Today, the countries with the highest proportion of people over 60 are Japan (31%), Italy (27%), and Germany (26%) with 7 other European countries not far behind. But the countries that are aging most rapidly include 4 in the Middle East (UAE, Iran, and Oman) and 4 in Asia (Singapore, Korea, Viet Nam, and China).




Accompanying the shifting age distribution will be an ever more dramatic dependency ratio: the number of people over 65 for every 100 people aged 20-64. This means that fewer and fewer young people will have to sustain more and more old people. And it will be in the low and middle income countries that all this transformation will be occurring most rapidly.

The reason all this matters is that it will put an enormous strain—economic, medical, and social—on everyone, but especially on the poorest countries in the world. It will affect demand—for goods (more walkers than tricycles) and for labor (more personal care attendants than elementary school teachers). The net effect may be as destabilizing as nuclear weapons. As a position paper published by the State Department and the National Institute on Aging put it, global aging represents a “triumph of medical, social, and economic advances over disease”—but it also represents an enormous and most governments have not even begun to plan for the long term.
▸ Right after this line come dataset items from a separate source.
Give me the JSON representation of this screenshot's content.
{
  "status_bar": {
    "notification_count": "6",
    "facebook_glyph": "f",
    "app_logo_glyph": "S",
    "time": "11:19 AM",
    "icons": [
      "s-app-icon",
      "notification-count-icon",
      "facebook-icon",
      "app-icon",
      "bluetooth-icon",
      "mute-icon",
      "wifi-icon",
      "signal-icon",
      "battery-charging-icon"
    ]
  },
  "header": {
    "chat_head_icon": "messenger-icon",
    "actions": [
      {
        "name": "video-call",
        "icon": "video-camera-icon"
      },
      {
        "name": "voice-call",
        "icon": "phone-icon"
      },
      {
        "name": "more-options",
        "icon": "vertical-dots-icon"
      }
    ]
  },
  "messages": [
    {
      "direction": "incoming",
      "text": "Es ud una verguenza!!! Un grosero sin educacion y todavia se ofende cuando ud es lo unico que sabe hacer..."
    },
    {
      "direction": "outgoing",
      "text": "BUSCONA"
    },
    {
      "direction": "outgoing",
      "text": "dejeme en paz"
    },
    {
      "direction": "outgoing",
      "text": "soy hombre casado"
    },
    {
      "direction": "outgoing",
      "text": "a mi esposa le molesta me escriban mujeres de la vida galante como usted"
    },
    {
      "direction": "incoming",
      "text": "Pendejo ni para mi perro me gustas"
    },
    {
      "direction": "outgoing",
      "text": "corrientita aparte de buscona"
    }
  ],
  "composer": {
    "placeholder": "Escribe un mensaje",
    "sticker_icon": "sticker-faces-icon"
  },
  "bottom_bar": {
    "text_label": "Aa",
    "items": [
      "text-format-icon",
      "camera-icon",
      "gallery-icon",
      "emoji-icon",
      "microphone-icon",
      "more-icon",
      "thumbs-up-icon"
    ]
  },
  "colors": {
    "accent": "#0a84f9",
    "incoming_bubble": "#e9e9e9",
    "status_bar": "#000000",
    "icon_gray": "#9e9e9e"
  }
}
So we have one more thing to worry about, along with climate change and religious fundamentalism and infectious diseases. What can we do about it? We do not need to accept the doomsday scenario of massive workforce shortages, asset market meltdowns, economic growth slowdowns, financial collapse of pension and healthcare systems, and mass loneliness and insecurity. But we do need to take steps now.


There are lots of interventions that can make a difference. 
One is to raise the normal legal retirement age. Another is to use international migration. A third is to reform health care systems, incorporating new models of long term care. A fourth is to encourage businesses to employ older workers, enabling them to work part time and facilitating their continuing productivity through environmental modifications that address mobility, vision, hearing, and other deficits. Economists, sociologists, demographers, historians and physicians at places including the World Bank and the Stanford University Center on Longevity have come up with a menu of strategies.

It’s up to all of us to pressure both the private and public sectors to act. Contact your senators and representatives. Write letters to the editor to major newspapers. The time to act is now.